If you’re unsure how to put in contact lenses, don’t worry. It’s quite straightforward. Just follow these steps - and remember to take care while doing so:

  1. 1. First things first, wash and dry your hands
  2. 2. Next, open the foil pack or plastic contact lens container
  3. 3. Use your index finger to gently lift the contact lens out of its packet
  4. 4. Check the lens for any tears or dirt and that it’s not inside out
  5. 5. With your other hand, lift your upper eyelid while also pulling your lower eyelid down (this will help you to not blink)
  6. 6. Now place the contact lens gently over your iris - the lens will go into place by itself, so you don’t need to touch your eye
  7. 7. Look up and down, then blink a couple of times - your contact lens should now be settled in place
  8. 8. Repeat for your other eye

How do I remove contact lenses?

Now you’ve mastered putting them in, you better know how to remove your contact lenses too. Here’s how to take them out:

  1. 1. Once again, wash and dry your hands
  2. 2. Look into your mirror and tilt your head forward a little bit
  3. 3. Grip your upper lid and gently pull upwards while also pulling your lower eyelid down
  4. 4. Use your index finger, move the lens to the white of your eye pinch it and remove
  5. 5. Repeat for the other eye

Don’t worry if it takes a couple of tries to get right at first. Before you know it, you’ll be a pro.

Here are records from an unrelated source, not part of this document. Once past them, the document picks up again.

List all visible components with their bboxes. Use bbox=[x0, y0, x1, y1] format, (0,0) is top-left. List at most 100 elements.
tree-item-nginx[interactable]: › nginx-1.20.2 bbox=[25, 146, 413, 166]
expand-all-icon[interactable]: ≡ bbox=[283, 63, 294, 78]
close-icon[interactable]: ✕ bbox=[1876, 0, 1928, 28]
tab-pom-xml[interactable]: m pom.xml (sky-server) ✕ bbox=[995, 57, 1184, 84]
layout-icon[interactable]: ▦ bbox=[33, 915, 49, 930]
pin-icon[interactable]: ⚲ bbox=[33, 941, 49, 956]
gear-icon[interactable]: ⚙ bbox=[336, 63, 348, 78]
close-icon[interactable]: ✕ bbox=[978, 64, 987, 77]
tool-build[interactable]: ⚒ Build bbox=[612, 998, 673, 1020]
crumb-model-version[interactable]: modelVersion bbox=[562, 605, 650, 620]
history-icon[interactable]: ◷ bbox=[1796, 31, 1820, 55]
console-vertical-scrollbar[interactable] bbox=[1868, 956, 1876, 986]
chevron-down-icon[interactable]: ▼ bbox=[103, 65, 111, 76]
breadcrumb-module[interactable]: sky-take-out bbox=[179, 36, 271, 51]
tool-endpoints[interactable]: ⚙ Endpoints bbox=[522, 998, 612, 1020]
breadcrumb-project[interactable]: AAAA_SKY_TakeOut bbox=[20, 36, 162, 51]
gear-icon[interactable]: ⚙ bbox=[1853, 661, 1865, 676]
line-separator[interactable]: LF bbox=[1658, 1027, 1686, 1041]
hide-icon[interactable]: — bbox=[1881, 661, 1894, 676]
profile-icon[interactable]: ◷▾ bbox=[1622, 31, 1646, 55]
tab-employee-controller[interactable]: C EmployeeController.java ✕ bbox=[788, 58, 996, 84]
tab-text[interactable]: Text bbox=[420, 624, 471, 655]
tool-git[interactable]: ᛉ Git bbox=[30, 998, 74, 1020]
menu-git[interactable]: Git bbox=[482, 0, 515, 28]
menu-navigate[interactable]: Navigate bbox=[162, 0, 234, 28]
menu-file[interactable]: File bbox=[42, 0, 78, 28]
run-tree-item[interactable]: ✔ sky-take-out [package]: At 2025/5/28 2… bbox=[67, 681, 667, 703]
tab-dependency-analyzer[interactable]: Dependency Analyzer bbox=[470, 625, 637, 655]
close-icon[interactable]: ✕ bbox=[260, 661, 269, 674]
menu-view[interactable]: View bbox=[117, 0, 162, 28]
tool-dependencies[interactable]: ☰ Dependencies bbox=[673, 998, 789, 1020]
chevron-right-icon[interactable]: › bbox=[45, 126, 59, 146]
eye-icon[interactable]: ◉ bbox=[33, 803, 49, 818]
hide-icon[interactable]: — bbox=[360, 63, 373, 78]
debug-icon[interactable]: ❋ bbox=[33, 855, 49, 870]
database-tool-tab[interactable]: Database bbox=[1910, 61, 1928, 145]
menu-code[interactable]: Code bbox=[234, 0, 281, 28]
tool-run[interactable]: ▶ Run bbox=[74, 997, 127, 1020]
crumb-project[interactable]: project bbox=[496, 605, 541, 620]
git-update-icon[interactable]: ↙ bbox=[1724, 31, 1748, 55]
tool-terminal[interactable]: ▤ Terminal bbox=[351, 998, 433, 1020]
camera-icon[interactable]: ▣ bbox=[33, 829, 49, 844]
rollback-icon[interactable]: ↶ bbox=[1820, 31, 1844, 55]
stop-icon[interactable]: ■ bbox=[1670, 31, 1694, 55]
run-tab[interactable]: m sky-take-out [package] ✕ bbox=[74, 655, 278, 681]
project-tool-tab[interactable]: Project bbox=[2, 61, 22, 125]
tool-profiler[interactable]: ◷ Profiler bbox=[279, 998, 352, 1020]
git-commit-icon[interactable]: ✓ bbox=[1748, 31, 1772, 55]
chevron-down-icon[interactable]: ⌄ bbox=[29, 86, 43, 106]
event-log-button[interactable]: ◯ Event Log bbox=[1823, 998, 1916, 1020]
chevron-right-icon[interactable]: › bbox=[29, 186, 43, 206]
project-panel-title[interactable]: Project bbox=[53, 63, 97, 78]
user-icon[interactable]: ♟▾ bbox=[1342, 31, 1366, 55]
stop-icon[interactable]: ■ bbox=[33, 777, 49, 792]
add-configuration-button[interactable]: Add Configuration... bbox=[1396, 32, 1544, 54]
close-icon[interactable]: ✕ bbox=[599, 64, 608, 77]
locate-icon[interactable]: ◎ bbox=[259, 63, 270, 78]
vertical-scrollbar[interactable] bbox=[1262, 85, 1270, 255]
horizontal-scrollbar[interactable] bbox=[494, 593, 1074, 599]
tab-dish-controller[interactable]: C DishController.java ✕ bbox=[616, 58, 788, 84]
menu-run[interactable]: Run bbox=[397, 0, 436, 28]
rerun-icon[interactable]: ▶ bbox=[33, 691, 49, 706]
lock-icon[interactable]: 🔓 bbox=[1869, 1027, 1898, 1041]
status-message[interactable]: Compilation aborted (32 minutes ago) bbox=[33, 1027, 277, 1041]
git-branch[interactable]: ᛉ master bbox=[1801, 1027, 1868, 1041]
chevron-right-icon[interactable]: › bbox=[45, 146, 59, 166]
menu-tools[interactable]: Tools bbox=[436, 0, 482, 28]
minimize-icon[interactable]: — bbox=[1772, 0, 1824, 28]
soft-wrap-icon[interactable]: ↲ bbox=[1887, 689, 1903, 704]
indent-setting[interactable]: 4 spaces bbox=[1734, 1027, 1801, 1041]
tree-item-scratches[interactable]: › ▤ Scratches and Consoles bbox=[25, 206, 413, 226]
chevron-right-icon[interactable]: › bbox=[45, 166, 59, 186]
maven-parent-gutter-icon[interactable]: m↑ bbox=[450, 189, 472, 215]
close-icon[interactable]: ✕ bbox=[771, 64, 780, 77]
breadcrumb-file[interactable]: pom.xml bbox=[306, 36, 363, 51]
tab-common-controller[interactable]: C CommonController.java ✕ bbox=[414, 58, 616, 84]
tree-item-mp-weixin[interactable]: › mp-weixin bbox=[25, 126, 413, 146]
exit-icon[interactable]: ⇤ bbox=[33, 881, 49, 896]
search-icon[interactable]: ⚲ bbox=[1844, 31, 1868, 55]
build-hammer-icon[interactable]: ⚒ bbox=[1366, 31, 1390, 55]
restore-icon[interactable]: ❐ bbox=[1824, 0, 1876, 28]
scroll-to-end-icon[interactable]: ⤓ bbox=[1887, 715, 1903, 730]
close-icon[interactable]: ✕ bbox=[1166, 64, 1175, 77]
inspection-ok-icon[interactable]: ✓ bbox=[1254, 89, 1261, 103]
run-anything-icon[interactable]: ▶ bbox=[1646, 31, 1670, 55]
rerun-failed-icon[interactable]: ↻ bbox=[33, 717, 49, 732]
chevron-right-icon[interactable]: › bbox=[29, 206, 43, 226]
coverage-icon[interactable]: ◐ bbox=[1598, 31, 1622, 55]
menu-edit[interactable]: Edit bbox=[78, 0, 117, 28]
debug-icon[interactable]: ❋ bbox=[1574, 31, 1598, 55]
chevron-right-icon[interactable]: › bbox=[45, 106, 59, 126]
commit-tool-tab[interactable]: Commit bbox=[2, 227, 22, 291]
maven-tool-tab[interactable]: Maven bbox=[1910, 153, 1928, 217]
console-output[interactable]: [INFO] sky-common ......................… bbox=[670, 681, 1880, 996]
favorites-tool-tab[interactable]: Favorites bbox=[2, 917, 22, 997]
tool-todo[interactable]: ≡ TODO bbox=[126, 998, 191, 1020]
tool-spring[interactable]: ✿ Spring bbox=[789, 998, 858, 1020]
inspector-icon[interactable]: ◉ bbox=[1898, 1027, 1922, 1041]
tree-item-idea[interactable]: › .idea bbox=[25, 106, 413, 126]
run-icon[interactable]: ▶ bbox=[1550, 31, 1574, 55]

How many hours a day can you wear contact lenses?

Most people can wear their contact lenses comfortably and safely so long as they stick to the wearing schedule recommended by their optician.

If you have dry or sensitive eyes, or your contacts start to scratch, you should try to remove them sooner rather than later to let your eyes rest.

Sleeping with your contact lenses in your eyes can increase the risk of infection and even if you wear extended wear lenses you should still try to remove and clean them once a week.

Replacement schedule

Even with the proper care, your contact lenses should eventually be replaced to minimise the risk of infection.